Le fabricant du controversé pistolet électrique Taser tentera une nouvelle percée dans les agences policières canadiennes, cette fois avec ses caméras corporelles. L'entreprise américaine espère convaincre les chefs de police de tout le pays à l'occasion de leur congrès annuel, la semaine prochaine à Québec.

Pour prouver le sérieux de sa démarche, Taser annoncera aujourd'hui la création d'une toute nouvelle entité, appelée Axon Public Safety Canada. Cette filiale sera destinée à mettre en marché ses caméras de marque Axon et son système de gestion des vidéos.

« Aux États-Unis, la majorité des corps de police dans les grandes villes ont opté pour un tel système de caméras corporelles, fait valoir en entrevue Luke Larson, président de Taser. Ce qu'on voit au Canada, c'est qu'ils sont quelques années en retard dans la courbe d'adoption. »

Plus de 5000 corps policiers utilisent les caméras Axon dans le monde, indique Taser, une firme basée en Arizona et cotée sur la Bourse NASDAQ. Ces systèmes de captation miniatures permettent de réduire considérablement les cas de violence policière, affirme l'entreprise, en plus de faire chuter le nombre de plaintes en déontologie.

Enjeux éthiques

De nombreux points restent toutefois en suspens, notamment au chapitre de la protection de la vie privée. Pendant son congrès de la semaine prochaine, l'Association canadienne des chefs de police (ACCP) demandera à ses membres s'ils souhaitent adopter un cadre commun pour l'utilisation de tels équipements au pays.

« À ce point-ci, je peux seulement vous dire que nous comprenons et apprécions les mérites des caméras corporelles, et nous sentons que c'est un outil efficace et désirable pour les officiers, a indiqué Timothy Smith, porte-parole de l'ACCP. Toutefois, nous devons adopter une approche prudente qui tient compte des protocoles pour l'usage, l'entreposage des données et les coûts. »
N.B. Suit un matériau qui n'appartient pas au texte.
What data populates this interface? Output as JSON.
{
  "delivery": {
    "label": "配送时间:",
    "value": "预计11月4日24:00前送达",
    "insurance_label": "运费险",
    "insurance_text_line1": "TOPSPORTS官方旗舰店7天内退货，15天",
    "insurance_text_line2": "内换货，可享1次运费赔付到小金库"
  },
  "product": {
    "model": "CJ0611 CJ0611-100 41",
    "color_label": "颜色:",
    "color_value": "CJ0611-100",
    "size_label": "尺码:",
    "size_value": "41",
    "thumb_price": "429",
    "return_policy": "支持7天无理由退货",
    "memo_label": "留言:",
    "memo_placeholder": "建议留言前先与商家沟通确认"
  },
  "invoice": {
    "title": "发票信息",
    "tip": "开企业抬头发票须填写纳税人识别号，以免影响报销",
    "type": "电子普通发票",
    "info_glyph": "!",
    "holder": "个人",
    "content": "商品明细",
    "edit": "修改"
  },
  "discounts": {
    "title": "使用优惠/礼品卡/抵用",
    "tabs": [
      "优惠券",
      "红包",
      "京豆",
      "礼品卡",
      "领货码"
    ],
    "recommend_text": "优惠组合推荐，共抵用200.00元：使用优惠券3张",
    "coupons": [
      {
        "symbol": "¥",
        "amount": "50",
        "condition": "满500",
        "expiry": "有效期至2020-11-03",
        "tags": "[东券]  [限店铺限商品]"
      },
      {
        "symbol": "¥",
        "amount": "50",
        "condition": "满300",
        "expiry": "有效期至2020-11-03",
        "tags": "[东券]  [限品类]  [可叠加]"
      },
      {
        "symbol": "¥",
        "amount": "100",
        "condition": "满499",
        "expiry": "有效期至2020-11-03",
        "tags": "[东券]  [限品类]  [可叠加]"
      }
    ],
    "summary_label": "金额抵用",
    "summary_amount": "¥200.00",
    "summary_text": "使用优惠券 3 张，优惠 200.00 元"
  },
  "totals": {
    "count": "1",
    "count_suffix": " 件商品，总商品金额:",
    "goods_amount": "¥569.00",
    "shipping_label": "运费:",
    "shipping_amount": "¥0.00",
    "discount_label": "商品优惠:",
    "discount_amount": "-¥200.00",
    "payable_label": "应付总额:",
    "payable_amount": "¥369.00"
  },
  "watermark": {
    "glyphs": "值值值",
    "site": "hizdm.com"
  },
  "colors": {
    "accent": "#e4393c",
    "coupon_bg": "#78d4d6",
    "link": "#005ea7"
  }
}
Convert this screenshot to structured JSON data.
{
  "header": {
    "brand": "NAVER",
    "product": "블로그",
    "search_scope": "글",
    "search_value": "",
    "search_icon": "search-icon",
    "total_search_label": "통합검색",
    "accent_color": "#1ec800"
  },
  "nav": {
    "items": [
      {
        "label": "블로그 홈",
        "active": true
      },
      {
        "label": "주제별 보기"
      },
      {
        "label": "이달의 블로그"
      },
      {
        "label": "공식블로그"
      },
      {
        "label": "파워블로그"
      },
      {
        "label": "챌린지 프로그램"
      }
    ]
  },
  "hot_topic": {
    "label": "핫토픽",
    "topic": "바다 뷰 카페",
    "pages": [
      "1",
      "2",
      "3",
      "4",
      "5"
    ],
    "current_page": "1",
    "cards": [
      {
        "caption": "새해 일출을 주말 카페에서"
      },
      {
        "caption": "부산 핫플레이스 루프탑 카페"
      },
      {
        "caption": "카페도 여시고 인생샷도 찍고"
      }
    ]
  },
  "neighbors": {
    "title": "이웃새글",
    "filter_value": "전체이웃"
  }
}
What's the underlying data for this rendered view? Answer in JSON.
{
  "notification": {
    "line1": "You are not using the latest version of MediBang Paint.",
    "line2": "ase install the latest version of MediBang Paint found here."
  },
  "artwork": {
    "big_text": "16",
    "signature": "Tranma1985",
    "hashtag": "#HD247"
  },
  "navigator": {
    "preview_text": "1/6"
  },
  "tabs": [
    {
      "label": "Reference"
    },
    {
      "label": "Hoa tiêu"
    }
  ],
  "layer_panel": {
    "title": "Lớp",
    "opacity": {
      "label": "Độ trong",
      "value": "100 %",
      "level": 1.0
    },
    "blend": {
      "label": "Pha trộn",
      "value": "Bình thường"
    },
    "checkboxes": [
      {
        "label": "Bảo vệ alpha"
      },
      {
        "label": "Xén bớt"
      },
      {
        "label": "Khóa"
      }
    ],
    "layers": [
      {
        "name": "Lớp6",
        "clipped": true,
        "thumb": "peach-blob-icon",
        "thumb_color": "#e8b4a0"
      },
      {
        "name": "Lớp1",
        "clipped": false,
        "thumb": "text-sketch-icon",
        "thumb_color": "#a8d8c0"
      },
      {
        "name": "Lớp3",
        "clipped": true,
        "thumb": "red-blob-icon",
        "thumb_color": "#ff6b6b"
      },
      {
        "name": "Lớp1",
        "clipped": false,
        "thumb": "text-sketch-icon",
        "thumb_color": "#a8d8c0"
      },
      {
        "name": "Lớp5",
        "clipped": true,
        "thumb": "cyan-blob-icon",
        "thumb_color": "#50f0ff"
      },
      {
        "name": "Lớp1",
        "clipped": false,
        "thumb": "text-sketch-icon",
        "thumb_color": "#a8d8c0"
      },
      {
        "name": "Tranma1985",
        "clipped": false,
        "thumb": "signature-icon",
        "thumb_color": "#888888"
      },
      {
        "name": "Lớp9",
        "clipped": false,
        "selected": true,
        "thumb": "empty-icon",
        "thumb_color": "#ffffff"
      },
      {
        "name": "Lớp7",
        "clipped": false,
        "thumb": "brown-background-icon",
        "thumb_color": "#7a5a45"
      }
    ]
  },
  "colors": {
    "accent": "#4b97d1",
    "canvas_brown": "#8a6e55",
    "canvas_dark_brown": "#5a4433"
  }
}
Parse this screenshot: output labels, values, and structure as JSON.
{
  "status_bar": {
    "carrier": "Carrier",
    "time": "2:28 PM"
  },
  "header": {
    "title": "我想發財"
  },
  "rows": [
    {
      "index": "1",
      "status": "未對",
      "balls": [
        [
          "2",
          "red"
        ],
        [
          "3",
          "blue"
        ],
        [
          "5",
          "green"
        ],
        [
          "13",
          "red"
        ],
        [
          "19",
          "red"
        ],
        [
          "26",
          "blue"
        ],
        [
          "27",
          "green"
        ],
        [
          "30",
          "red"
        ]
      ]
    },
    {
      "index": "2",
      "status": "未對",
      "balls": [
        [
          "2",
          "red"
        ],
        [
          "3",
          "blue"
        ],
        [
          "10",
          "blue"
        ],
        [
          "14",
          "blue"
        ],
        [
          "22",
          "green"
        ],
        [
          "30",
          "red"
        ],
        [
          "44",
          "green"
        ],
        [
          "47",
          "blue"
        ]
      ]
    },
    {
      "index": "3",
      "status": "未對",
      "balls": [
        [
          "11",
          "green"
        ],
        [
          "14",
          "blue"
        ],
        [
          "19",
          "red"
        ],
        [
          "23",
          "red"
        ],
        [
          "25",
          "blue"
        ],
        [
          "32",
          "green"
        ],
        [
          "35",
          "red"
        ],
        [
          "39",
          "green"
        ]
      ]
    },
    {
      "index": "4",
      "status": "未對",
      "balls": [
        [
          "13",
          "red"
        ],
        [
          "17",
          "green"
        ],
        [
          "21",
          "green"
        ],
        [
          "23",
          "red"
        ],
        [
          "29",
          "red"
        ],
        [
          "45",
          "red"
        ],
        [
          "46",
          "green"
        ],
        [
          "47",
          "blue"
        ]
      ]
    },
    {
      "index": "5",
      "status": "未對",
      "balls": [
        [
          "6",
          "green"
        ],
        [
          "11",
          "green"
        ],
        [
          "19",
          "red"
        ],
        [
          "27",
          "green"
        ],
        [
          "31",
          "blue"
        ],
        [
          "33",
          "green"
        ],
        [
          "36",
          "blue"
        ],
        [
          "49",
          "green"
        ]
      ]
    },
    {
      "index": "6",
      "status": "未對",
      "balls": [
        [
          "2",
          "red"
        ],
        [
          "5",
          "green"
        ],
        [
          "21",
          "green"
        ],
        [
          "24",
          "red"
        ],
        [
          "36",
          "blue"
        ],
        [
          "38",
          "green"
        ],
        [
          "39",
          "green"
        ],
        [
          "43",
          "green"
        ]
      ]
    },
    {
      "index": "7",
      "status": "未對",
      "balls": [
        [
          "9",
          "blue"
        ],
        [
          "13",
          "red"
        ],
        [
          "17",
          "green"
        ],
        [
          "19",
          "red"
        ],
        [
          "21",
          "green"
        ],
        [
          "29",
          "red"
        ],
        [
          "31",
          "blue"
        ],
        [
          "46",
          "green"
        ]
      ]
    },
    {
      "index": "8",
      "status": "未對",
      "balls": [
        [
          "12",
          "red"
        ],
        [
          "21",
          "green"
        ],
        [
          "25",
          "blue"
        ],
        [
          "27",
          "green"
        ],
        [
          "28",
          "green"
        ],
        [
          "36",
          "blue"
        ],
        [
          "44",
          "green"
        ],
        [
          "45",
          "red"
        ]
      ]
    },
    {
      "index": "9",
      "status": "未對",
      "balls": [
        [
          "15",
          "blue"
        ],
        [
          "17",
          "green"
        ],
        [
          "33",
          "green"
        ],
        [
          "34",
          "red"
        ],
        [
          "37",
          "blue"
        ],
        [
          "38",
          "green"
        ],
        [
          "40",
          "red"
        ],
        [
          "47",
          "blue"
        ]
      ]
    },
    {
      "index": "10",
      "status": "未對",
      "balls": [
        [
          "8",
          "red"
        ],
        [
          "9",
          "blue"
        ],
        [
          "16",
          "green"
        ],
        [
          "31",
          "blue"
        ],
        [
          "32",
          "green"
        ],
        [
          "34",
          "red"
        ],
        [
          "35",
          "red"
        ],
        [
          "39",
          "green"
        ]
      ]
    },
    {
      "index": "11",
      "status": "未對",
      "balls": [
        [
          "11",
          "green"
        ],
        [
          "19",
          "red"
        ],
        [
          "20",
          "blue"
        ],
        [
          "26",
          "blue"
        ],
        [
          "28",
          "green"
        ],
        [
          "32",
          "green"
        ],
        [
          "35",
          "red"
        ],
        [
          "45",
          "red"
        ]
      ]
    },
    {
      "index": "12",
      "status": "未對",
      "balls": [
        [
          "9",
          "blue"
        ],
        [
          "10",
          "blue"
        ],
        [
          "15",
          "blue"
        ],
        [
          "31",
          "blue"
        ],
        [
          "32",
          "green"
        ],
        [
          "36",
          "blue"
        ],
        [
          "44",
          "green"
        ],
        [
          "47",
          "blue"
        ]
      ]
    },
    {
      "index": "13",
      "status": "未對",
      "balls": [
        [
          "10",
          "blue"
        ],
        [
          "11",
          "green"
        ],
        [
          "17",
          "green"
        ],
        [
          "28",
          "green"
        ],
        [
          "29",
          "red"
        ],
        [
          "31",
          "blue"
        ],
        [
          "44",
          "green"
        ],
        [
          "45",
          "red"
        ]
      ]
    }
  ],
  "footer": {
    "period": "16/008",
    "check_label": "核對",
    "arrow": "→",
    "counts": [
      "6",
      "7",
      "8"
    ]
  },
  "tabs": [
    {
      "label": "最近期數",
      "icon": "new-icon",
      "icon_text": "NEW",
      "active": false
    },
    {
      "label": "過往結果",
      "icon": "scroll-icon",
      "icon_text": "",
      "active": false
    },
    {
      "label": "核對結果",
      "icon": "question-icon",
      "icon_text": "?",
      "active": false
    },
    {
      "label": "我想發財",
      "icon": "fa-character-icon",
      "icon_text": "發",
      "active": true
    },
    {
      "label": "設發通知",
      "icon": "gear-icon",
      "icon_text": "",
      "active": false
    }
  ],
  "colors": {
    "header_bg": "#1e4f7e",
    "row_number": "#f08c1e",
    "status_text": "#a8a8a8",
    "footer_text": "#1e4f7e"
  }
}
Aucun grand corps policier canadien n'a encore adopté de tels équipements à large échelle. Des projets-pilotes sont en cours à Toronto, Vancouver et Calgary, tandis qu'Edmonton a mené un essai prolongé (voir encadré). Le Service de police de la Ville de Montréal regarde pour sa part ce qui se fait ailleurs et évalue divers « enjeux » avant de prendre une décision, a indiqué une porte-parole.

Réputation à redorer

Pour l'heure, la gestion des milliers d'heures de vidéo captées par les policiers - et leur entreposage subséquent - représente un casse-tête de taille pour les forces de l'ordre. Taser capitalise sur cette problématique avec son offre intégrée, qui permet de stocker toutes les images sur son site Evidence.com. L'entreprise fait miroiter des économies de taille aux corps policiers.

Il reste que la réputation de Taser est loin d'être sans taches. Ses pistolets à décharge électrique, commercialisés depuis 1993, ont causé une série de morts très médiatisées, dont celle de Robert Dziekanski à l'aéroport de Vancouver en 2007.

Luke Larson, président de Taser, défend son produit. « S'ils sont mal utilisés, il y a un potentiel pour des conséquences négatives, mais dans nos 21 ans d'existence, nous avons eu plus de 2,8 millions de Taser déployés, qui ont permis de sauver plus de 150 000 vies. »

Taser a enregistré un chiffre d'affaires de 46,7 millions US au deuxième trimestre. Du total, 8,9 millions ont été générés par les produits de la gamme Axon, une hausse de 97,5 % sur un an. Le titre du groupe a clôturé à 23,25 $US hier sur le NASDAQ, en baisse de 4 %.

Infographie La Presse

L'expérience d'Edmonton

Le service de police d'Edmonton a mené un projet-pilote de trois ans avec des caméras corporelles, notamment celles de Taser. Ses conclusions sont, disons, plus nuancées que les résultats spectaculaires promis par l'entreprise. L'étude sur le projet, qui fait 241 pages, indique par exemple que la présence de caméras n'a pas réduit l'usage de la force et qu'elle pourrait même empêcher les agents d'utiliser la force appropriée au besoin. Le projet-pilote n'a pas non plus permis de déceler une baisse des plaintes grâce à ces équipements. La police d'Edmonton a tout de même décidé d'adopter graduellement les caméras corporelles d'ici deux à cinq ans. Ces caméras seront utilisées dans un contexte précis, comme les scènes de crime, et l'utilisation des images sera soumise à plusieurs critères stricts pour protéger la vie privée des citoyens.